As another commenter mentioned these effects are called Moiré patterns: https://en.wikipedia.org/wiki/Moir%C3%A9_pattern

They may be more or less apparent depending on the scaling on the image and the scaling algorithm being applied. Some scaling algorithms apply filters that can make the effect even more weird than normal.


It's not Moiré. If it's displayed 1:1 as the image is designed to be, there won't be any, and even if it isn't and the patterns appear, those patterns shouldn't flicker on a properly adjusted monitor.


I expect this is due to a Moiré pattern between your monitor's pixel grid and the "dots" in the image.

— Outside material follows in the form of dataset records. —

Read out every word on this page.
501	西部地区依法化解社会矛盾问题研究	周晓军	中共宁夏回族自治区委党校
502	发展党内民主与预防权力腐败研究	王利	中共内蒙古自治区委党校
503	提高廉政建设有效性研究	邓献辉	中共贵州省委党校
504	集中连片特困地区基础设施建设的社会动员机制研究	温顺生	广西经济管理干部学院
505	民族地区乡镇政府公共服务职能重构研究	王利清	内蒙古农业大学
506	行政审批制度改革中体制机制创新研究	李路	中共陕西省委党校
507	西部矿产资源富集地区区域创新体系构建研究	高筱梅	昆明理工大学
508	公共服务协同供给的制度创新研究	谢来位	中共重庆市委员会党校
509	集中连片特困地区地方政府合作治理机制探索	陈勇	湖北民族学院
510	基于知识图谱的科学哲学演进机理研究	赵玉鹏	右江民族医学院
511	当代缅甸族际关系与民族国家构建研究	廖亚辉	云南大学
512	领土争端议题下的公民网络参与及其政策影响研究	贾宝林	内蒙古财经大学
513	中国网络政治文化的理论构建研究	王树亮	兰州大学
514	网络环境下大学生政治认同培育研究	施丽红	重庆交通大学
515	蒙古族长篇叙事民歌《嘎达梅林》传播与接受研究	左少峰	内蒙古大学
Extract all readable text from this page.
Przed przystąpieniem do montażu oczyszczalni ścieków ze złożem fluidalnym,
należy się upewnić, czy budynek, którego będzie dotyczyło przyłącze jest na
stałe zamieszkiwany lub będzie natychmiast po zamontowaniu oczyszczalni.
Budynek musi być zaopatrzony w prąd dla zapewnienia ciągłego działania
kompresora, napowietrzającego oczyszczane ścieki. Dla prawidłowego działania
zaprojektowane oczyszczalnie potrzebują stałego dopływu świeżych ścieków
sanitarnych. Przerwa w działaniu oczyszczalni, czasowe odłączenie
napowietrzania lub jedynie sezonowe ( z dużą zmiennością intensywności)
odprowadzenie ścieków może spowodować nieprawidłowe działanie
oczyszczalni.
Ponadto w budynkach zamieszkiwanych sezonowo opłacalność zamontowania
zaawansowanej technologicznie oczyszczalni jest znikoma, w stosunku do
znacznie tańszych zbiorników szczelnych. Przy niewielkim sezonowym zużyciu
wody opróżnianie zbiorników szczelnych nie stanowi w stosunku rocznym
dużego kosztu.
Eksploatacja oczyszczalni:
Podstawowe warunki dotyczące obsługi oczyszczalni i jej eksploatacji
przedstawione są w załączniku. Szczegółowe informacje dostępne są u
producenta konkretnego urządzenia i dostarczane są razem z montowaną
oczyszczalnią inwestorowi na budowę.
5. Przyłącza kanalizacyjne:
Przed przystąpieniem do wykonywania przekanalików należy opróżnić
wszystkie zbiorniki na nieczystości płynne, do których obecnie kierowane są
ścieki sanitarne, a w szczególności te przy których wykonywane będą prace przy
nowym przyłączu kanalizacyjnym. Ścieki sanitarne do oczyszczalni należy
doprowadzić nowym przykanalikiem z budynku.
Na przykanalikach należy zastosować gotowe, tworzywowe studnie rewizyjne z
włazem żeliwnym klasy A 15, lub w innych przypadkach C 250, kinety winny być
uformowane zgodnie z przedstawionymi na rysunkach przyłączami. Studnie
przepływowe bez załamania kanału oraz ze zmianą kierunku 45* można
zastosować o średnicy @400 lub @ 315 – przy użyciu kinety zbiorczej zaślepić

Thanks everyone for the details. I don't think it's a moire pattern because the image is displayed at native resolution. So it is a low level calibration issue. Disappointing to see this on a Mac.


I've wondered if it's a DisplayPort bandwidth thing.


Also happening in Firefox on Arch Linux.


Someone needs to apply this to the photo of the white-gold/blue-black dress image to really fuck with the Internet.


I saw someone do something similar in ye olde days of Gravatar. It abused their resizing algorithm to get different images at different scales. It was very simple (and probably couldn't have worked if it was much more complicated) - just the text `i++` on a noisy background. But when scaled it turned into `i--`. In both cases, it was very readable.


It is really an unfortunate over-engineering in the PNG format to include gamma correction. So many problems would have been avoided if PNGs just stored RGB values and let the renderer/OS/driver/screen decide how to display it. Trying to do gamma correction based on various guesses about screens just lead to jarring color inconsistencies.

Here is great article about it. It is a few years old, so some of the problems are fixed now. https://hsivonen.fi/png-gamma/


Anyone else remember an old libpng hack that distinguish IE, Firefox and WinXP? exact one PNG file, viewed differently on each.

Sorry my Google-fu failed and I can't find the link.


Not exactly what you mentioned, but reminded me of this: https://www.reddit.com/r/glitch_art/comments/1buu5k/this_jpe...


as seen on 4chan


I also saw it on 4chan first, a long time ago, but I'd bet this trick has been around for many years before that. The gamma of 0.023 also seems to have been the de-facto way to do this.